The usage of champerty doctrine in the US and the possibility to use similar principles in Ireland and the UK is tantalizing. It remains to be seen whether this will prove to be possible, though Ireland has an appropriate case law in place.[16]

EU is taking concrete steps, such as the EU tax blacklist first implemented in 2017 to combat tax evasion and harmful tax practices. The majority of the countries on the list are engaged with the EU on mitigating illegal non-payment or under-payment of tax, the use of legal means to minimize tax liability, and also on concealment of origins of illegally obtained money.[17] These are largely holistic in nature, as they also take in account non-tax measures that the EU is prepared to take that could have an impact on EU foreign policy, developmental and economic relationship of EU with the listed countries. A more concrete proposal is the proposed EU Anti-money laundering and countering the financing of terrorism legislative package. The biggest innovation would be an EU-wide coordination of national Financial Intelligence Units and their information sharing. This should have a profound effect on final beneficiary of ownership lists. At present these are at a national level and do not necessarily reveal the whole picture. A company registered in Germany, for instance, can bid for contracts with the Slovak government. However the final ownerships can, through third countries registered holding companies (e.g. UK based LPs), lead to foreign governments or persons that no EU country would want to do business with. The weakness is speed of implementation and willingness of all member states to abide by these rules. There remains the final caveat that these are regional steps, not global.
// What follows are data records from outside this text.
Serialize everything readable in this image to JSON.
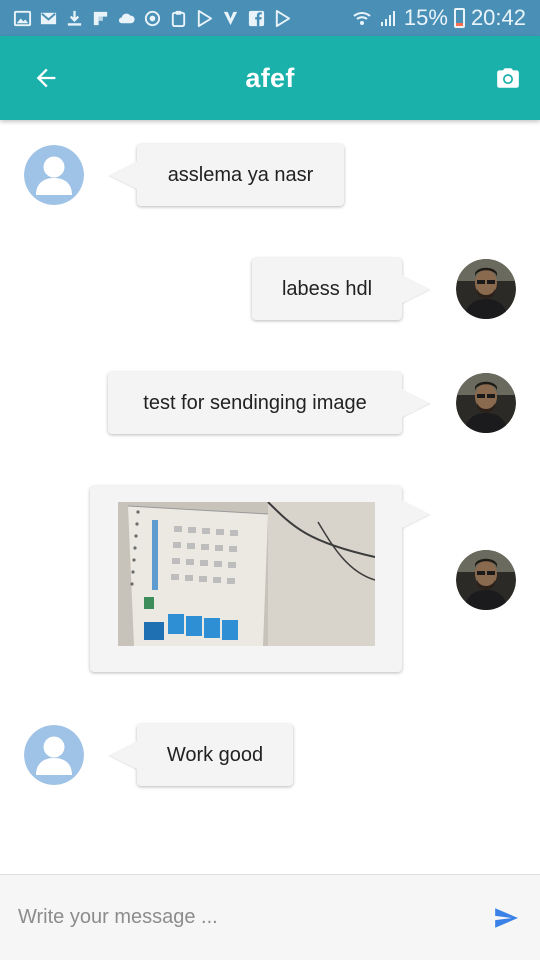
{
  "status_bar": {
    "icons": [
      "gallery-icon",
      "gmail-icon",
      "download-icon",
      "flipboard-icon",
      "cloud-icon",
      "sync-icon",
      "clipboard-icon",
      "play-store-icon",
      "vlc-icon",
      "facebook-icon",
      "play-store-icon"
    ],
    "battery_percent": "15%",
    "time": "20:42"
  },
  "app_bar": {
    "title": "afef",
    "back_icon": "arrow-left-icon",
    "action_icon": "camera-icon",
    "color": "#1bb1ab"
  },
  "messages": [
    {
      "side": "received",
      "type": "text",
      "text": "asslema ya nasr",
      "avatar": "default-user-avatar"
    },
    {
      "side": "sent",
      "type": "text",
      "text": "labess hdl",
      "avatar": "profile-photo-avatar"
    },
    {
      "side": "sent",
      "type": "text",
      "text": "test for sendinging image",
      "avatar": "profile-photo-avatar"
    },
    {
      "side": "sent",
      "type": "image",
      "image": "calendar-photo",
      "avatar": "profile-photo-avatar"
    },
    {
      "side": "received",
      "type": "text",
      "text": "Work good",
      "avatar": "default-user-avatar"
    }
  ],
  "composer": {
    "placeholder": "Write your message ...",
    "send_icon": "send-icon",
    "send_color": "#3b82e8"
  }
}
A more global step is Base erosion and profit shifting (BEPS) [18] a global OECD initiative aimed at countries and jurisdictions to reform international taxations rules to ensure that multinational corporations pay a fair tax wherever they operate. This introduces a specific 15 step plan promising to ‘restore trust in domestic and international tax systems’. A ‘historic’ deal from June 2021 to back a universal minimal corporate tax [19] is a step in the right direction, proving that states are aware and can reach an agreement when pushed. Again, this has not been without its criticism.[20] Private companies and financial institutions will also have to take steps.

A lot of the issues described in this analysis are possible because there is no universal legal framework. Such activity is therefore not technically illegal, just immoral. Ethical standards are cheap, in that they are easy to declare, but much harder to explain to shareholders whose profits might be affected.

Moral integrity is an underlying theme when talking about the broad as well as the specific issues around offshore companies. Ultimately, with every company there is a specific person behind it, and despite the opaque structures a significant number of highly educated and often public figures are involved. And while they may not be breaking a particular letter of law, their breaking of morality is undeniable.

[1] There are benefits to being a tax haven, especially for small underdeveloped island economies. Mauritius estimates some 5000 jobs to be related to the maintenance and upkeep of this status.